Response: What SIZE SAILBOAT should you buy? HOW BIG is TOO BIG?

https://www.youtube.com/watch?v=6Fv-0aDO2Wg

   I use the following to determine the size of a monohull boat I think is good enough and the rules for evaluating other boats. 

   Let’s say I pick a 45-foot boat, then I’d expect the beam to be 15 feet (carried one third from the stern to midship), the draft to be at least 5 feet, and the free board to be at least 5 feet (or about a tenth the length of the waterline!). Basically, it’s the rule of thirds. In reverse if I have a boat that must fit on an American trailer the boat can’t be wider than 8 feet so should be no longer than 24 feet and have a draft around 2 feet (not counting a swing keel). 

   Using the above formulation another example can be derived. For open sea work you want the freeboard to be the height of most working waves and to be at least one third the size of a rogue or storm waves. Similarly in construction of glass boats the free board should be a third thicker for every third of the way to the waterline. A two-inch-thick hull at the cap rail would be a four-inch-thick hull at the water line to keel (now that is beefy). 

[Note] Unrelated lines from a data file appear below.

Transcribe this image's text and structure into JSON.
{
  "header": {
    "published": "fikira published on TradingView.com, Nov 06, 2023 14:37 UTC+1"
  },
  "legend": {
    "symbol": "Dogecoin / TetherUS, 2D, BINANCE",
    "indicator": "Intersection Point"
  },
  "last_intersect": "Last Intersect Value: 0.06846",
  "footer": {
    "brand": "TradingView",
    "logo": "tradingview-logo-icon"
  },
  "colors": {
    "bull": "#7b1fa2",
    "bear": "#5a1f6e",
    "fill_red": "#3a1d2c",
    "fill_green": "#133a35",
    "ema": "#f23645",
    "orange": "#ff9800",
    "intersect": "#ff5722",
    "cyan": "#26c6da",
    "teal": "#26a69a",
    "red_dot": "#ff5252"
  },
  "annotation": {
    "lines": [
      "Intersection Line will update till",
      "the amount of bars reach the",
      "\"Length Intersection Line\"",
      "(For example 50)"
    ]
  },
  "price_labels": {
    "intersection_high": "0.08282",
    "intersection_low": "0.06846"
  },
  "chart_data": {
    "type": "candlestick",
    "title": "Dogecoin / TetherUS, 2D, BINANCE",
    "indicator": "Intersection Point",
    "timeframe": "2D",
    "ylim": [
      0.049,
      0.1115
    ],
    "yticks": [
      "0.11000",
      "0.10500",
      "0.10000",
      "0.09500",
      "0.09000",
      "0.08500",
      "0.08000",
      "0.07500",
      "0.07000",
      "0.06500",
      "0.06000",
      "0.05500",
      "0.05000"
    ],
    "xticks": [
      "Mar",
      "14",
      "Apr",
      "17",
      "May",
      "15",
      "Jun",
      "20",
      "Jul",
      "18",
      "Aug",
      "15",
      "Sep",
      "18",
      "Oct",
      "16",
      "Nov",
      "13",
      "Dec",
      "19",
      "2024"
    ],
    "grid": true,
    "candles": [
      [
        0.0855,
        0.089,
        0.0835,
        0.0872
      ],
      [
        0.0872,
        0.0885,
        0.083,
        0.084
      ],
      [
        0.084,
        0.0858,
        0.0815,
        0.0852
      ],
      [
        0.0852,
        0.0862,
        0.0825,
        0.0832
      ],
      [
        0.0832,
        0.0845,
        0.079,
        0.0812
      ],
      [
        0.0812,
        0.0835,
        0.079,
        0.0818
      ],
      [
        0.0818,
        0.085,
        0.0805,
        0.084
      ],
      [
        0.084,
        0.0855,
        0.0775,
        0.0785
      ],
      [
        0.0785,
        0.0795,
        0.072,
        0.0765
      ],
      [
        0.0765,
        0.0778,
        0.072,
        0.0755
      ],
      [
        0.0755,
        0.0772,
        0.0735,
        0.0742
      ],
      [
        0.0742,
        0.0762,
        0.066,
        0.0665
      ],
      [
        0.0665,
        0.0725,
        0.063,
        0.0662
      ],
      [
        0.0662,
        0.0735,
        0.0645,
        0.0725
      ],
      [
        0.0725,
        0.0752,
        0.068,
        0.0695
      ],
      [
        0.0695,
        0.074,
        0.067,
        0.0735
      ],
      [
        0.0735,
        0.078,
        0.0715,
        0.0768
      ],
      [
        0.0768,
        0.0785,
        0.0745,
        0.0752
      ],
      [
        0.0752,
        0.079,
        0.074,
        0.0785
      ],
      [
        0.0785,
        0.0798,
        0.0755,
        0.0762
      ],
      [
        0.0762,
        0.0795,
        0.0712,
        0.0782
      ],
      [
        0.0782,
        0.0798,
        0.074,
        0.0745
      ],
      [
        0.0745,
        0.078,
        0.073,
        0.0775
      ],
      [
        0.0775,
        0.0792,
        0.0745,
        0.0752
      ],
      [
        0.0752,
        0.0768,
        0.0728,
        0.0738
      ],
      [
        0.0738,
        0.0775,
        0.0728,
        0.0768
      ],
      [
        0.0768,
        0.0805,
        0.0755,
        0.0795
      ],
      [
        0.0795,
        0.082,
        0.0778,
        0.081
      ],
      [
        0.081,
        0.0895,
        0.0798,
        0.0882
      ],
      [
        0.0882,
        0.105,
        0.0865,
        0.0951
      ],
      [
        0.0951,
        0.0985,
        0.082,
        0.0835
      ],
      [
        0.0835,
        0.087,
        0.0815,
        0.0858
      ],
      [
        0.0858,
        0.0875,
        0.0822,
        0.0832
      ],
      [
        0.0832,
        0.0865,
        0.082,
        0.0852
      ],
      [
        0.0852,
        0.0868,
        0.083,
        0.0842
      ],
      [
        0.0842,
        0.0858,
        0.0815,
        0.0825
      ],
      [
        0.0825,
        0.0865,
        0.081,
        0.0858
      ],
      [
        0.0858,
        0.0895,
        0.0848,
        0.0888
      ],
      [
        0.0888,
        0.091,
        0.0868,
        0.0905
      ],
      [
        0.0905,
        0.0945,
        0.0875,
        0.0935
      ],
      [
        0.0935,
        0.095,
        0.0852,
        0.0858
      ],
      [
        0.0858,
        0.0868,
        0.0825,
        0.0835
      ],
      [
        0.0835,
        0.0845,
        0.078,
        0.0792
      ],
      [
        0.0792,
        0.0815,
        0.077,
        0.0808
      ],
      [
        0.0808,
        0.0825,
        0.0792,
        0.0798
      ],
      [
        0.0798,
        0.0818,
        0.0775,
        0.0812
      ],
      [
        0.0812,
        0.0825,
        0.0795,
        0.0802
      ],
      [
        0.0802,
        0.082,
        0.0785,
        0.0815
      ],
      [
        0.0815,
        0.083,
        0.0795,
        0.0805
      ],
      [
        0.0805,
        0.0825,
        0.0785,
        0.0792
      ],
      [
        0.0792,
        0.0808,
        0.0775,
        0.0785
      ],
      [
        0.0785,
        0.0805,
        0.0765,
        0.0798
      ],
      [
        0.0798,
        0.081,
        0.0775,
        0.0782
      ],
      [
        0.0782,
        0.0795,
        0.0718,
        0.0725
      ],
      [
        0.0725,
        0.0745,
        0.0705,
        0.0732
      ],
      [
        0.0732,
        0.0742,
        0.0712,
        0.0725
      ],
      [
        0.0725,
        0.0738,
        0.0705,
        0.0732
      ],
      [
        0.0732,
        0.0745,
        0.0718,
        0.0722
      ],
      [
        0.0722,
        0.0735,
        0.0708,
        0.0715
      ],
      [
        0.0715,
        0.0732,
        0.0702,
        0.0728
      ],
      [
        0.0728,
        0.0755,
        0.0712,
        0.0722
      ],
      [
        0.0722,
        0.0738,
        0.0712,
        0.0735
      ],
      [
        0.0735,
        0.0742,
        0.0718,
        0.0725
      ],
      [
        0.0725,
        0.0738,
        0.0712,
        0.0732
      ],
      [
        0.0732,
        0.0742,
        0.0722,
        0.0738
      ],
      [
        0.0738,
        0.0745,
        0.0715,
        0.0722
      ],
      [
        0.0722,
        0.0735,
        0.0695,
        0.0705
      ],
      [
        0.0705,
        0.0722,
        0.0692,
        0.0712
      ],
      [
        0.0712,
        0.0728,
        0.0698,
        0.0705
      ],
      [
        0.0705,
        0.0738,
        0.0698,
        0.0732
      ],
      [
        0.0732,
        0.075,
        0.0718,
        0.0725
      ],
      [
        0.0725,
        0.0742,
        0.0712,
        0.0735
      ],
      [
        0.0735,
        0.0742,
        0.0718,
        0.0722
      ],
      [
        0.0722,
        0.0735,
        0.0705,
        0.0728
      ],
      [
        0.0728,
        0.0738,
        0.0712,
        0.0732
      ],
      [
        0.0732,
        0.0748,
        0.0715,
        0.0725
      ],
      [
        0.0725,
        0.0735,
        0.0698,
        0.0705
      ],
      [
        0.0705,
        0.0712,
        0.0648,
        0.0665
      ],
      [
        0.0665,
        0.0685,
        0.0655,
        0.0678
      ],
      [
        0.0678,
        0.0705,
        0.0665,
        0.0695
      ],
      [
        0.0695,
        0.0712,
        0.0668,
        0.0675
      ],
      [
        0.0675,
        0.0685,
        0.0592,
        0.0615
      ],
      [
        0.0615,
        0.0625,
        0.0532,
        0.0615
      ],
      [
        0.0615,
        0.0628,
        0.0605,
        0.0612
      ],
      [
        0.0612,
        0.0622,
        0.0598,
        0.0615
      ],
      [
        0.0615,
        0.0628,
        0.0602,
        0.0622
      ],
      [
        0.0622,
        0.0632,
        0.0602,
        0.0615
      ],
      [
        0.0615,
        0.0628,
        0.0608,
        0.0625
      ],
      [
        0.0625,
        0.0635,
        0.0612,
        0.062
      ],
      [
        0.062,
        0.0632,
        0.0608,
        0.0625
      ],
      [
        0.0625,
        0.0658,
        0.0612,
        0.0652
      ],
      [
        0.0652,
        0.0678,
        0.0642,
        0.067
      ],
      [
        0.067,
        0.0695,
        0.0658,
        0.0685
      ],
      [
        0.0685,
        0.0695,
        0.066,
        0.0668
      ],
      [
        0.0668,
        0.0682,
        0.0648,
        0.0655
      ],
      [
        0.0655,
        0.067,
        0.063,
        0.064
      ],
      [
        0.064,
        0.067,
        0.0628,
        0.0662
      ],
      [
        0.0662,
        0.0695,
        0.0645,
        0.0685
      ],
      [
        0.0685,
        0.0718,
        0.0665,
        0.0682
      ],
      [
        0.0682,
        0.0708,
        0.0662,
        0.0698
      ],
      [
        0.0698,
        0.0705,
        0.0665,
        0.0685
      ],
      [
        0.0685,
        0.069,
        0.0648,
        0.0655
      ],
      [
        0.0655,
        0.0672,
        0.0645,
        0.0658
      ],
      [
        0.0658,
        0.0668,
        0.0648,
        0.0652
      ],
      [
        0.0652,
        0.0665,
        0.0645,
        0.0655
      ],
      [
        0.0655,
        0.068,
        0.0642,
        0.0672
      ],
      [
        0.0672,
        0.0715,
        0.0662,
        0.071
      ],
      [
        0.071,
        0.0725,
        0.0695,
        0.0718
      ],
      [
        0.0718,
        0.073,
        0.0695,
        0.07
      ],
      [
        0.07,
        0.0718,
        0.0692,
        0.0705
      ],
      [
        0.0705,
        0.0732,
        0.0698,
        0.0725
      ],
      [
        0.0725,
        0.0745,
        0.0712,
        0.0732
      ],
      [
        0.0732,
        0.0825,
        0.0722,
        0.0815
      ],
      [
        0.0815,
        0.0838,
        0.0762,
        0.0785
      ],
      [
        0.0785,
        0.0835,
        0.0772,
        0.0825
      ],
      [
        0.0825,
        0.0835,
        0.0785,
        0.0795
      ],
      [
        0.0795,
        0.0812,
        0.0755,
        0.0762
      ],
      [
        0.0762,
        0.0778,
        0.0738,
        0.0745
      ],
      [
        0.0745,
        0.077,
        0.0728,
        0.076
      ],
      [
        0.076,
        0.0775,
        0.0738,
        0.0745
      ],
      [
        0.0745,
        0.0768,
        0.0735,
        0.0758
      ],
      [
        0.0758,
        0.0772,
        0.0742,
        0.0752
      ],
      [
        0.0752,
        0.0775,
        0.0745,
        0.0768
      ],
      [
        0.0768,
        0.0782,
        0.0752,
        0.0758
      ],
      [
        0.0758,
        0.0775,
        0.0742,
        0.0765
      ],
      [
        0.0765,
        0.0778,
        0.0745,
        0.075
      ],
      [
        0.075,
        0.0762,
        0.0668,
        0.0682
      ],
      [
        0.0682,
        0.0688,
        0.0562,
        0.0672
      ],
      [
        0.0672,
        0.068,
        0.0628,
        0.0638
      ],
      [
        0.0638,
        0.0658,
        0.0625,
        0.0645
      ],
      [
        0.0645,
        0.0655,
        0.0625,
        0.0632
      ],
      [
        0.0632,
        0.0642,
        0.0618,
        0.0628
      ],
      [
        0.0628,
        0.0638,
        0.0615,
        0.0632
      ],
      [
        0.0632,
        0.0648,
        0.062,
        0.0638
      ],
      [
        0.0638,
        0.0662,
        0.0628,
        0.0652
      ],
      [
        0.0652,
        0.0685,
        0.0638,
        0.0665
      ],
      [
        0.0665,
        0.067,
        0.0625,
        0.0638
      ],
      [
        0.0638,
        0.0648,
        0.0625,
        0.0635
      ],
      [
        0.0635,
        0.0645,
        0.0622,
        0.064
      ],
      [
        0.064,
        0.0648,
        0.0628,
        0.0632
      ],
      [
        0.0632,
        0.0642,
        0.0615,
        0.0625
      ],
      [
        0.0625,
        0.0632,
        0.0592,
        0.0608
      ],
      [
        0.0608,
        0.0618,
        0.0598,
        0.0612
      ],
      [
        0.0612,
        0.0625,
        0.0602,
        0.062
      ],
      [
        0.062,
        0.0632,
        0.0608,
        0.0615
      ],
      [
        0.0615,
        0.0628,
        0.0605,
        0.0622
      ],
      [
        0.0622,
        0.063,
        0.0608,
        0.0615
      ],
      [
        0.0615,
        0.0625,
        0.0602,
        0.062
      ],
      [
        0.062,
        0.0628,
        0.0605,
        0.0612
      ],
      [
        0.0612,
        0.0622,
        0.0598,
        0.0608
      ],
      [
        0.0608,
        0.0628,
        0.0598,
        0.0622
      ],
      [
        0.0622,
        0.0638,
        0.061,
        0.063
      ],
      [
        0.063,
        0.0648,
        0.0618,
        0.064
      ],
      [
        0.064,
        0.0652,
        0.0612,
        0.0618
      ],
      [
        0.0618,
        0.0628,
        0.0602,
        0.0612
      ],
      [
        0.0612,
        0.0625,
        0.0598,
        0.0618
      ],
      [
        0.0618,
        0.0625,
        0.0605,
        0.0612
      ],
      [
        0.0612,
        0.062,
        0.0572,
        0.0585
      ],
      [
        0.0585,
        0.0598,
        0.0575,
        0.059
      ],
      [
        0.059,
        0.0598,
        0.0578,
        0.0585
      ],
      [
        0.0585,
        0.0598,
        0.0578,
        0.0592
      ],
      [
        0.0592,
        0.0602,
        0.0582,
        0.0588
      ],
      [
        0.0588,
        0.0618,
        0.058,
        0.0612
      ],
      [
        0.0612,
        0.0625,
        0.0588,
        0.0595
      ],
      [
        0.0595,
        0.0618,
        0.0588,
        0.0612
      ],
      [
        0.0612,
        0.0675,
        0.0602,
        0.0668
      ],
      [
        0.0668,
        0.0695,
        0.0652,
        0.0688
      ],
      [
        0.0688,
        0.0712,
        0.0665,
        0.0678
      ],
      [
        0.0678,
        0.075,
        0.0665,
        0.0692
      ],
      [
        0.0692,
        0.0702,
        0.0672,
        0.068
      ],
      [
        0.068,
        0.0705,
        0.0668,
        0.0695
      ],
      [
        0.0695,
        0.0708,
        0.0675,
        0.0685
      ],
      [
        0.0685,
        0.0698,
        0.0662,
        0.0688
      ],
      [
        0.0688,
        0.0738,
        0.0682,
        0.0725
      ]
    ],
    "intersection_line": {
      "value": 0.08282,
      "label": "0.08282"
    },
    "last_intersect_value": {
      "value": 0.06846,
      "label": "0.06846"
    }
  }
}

   For sea kindly rig you don’t want the rig to be much more than a third longer than the length over all the boat. So, a 40-foot boat could carry a 60-foot rig. 

   If you take all these numbers determine ballast at between a third and half the weight of the boat all in. Then you start coming up with volume and internal weight numbers that are consistent. That is where design starts to diverge and why all boats don’t look alike. As such there are lots and lots of examples of boats that simply don’t match (like nearly every performance race boat). 

Given all that, Uffa Fox supposedly said a man needs a boat with a foot of waterline for every year of his age. I think it better said a man needs a boat with a foot of waterline for every year of the age he acts. I’m going to keep acting like a 40 year old reprobate as long as I can.